Mike took exception to me describing the dilapidated, litter strewn lake as an 'awful little pond' citing records of Little Egret, Scaup and regular visits by Kingfishers & Grey Heron going as far as suggesting 'perhaps they don't think it is awful'.
Mike gave me some history, about how Mike Hodgson and he trained for Ringing permits at the site in the sixties. Back then they hadn't invented the lager can or the takeaway pizza box and the pond may well have had some native inhabitants.
I count Newbiggin amongst my local patches, I have crept through heaps of discarded chicken shit seeking prized rarities and had to use fieldcraft to walk silently across the broken glass.
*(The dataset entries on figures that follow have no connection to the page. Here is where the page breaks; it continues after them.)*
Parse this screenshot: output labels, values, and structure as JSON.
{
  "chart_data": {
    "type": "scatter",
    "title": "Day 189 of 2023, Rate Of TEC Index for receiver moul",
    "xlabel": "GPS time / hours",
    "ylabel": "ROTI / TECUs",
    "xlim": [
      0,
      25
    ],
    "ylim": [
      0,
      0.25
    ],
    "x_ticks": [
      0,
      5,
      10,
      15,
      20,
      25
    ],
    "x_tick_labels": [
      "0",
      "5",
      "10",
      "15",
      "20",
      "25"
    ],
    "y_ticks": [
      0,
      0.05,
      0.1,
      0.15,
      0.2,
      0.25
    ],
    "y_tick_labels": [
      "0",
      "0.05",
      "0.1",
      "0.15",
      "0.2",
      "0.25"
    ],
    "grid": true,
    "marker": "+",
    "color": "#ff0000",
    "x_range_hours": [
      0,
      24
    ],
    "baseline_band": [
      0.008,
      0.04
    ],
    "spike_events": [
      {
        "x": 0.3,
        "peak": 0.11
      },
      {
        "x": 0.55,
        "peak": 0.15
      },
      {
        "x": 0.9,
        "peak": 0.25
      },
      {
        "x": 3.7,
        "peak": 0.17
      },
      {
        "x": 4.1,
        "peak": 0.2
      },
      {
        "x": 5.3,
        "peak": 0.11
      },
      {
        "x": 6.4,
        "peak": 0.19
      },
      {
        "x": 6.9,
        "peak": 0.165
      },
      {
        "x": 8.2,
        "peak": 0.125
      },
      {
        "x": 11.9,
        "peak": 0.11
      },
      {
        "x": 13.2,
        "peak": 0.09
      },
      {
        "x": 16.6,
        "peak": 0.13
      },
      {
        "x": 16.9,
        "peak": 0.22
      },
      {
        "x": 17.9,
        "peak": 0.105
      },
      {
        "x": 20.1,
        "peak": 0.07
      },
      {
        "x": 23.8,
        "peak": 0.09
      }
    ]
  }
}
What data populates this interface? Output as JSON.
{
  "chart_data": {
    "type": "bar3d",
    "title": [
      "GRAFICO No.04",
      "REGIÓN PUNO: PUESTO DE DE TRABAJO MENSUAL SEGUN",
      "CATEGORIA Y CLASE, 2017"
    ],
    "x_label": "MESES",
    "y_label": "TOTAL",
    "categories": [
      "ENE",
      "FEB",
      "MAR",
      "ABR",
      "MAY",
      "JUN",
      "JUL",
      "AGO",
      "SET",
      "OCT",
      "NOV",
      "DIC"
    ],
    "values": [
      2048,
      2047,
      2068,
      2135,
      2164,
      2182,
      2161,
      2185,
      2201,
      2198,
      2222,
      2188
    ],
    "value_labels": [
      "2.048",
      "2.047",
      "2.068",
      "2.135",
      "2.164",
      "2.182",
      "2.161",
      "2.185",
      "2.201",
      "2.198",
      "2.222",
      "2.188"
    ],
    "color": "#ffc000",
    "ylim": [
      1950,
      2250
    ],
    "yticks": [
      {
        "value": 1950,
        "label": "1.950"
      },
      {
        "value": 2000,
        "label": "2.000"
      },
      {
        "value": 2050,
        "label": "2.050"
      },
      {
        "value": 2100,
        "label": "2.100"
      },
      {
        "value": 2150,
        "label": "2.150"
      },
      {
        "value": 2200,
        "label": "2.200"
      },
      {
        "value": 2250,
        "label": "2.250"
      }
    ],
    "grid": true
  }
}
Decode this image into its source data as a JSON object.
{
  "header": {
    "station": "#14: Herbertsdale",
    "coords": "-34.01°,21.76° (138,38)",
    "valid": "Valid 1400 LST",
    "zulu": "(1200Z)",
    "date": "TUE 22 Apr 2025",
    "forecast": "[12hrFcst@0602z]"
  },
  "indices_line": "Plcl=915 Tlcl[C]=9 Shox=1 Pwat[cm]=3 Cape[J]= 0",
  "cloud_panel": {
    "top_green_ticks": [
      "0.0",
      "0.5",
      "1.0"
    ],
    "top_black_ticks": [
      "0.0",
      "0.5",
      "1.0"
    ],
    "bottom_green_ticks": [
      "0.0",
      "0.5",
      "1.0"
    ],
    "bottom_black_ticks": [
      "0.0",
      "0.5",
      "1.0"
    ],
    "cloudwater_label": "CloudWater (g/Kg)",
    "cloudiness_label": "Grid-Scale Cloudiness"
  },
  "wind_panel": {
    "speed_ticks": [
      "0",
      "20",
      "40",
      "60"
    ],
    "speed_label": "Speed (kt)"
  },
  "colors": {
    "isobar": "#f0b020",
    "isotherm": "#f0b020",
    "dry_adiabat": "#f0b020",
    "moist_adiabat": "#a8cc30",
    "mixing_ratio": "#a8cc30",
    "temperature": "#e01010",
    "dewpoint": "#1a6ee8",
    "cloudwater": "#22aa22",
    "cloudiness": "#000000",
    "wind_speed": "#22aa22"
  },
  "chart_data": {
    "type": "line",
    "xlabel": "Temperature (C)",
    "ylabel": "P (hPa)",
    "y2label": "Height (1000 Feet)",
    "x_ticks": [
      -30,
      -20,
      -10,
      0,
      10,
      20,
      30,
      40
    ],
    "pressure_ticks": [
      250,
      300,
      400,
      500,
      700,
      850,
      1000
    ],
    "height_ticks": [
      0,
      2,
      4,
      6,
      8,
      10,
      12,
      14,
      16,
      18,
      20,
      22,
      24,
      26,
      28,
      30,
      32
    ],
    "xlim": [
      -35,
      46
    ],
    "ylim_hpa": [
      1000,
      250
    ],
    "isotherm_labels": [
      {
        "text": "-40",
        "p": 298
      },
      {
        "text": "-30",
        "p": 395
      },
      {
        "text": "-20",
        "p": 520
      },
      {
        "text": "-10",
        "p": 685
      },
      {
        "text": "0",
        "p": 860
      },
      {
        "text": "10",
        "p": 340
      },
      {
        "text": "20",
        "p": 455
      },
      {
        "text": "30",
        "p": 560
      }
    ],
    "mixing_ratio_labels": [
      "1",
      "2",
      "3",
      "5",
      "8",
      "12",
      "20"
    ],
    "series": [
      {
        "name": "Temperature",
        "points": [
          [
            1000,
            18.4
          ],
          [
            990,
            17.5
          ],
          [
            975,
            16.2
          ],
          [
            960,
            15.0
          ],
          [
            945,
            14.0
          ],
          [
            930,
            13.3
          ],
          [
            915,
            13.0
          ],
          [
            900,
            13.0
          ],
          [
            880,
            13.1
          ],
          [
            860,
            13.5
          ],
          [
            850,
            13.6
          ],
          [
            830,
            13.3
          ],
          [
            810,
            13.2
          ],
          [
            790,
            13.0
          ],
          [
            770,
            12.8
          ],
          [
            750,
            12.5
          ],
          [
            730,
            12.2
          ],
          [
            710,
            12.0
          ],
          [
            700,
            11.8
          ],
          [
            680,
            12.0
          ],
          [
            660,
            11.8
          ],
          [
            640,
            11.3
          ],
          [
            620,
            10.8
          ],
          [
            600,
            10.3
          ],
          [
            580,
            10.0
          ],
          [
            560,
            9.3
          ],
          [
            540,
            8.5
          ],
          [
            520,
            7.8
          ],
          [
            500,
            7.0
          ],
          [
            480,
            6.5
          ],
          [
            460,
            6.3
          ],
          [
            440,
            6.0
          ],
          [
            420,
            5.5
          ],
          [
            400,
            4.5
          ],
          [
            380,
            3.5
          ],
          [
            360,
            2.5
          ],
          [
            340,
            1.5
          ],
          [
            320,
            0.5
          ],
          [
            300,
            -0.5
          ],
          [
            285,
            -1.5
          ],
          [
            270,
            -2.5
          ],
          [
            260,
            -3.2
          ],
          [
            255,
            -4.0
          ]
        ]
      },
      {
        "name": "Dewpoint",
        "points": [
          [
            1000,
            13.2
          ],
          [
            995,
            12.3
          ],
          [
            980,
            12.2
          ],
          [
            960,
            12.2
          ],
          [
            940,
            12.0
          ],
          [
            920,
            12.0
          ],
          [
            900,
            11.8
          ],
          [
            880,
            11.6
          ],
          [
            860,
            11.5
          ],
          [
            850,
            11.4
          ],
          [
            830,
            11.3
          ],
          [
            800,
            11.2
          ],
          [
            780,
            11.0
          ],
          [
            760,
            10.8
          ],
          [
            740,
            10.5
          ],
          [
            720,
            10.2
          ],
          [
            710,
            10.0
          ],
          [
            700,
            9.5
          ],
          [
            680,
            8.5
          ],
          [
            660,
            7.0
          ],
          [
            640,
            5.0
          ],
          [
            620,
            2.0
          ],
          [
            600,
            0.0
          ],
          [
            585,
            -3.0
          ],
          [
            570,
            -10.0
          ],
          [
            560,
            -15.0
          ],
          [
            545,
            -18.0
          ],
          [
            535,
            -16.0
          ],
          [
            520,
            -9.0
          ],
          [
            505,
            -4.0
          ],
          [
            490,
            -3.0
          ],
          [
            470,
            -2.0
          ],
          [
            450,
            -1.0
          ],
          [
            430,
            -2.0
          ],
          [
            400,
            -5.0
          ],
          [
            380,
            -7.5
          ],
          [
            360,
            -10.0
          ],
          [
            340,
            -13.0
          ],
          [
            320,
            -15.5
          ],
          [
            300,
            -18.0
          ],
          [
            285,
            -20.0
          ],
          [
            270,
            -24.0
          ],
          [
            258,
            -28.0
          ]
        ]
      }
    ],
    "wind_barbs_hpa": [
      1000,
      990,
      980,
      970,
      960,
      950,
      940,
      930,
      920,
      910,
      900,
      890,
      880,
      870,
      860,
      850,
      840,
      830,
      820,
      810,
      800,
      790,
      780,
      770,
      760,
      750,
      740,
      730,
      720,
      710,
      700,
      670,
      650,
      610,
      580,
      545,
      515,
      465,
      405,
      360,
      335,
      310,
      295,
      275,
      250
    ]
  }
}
I bird the Wansbeck estuary where supermarket trolleys are a handy staging post for terns and waders, I even twitched that Franklin's Gull at Reclamation Pond, Teeside years back and came back wondering just how bad it was before it was reclaimed. I understand that nearly fifty years of looking at a brown debris filled puddle that for most of the year holds four Mallard and a Moorhen leaves a deep scar in a birder's mind. Coping with trauma such as this one goes through stages, denial, deep depression and hopefully, finally acceptance of the truth. I have the utmost respect for a birder that can stay with a patch that long but surely this can only be done by accepting how bad it is (as a habitat, the pond not the park) and moving on.
Mike has recorded 111 species of bird and 18 species of Butterfly in the park an admirable achievement in a difficult setting. I think at least 12 of the bird species were represented in two 'Mallard-type' ducks on the pond the other day. If you haven't been go take a look, the pond may be awful (it is) but marvel at the passion and dedication that can keep a birder going back there for fifty years. A plaque is the least he deserves.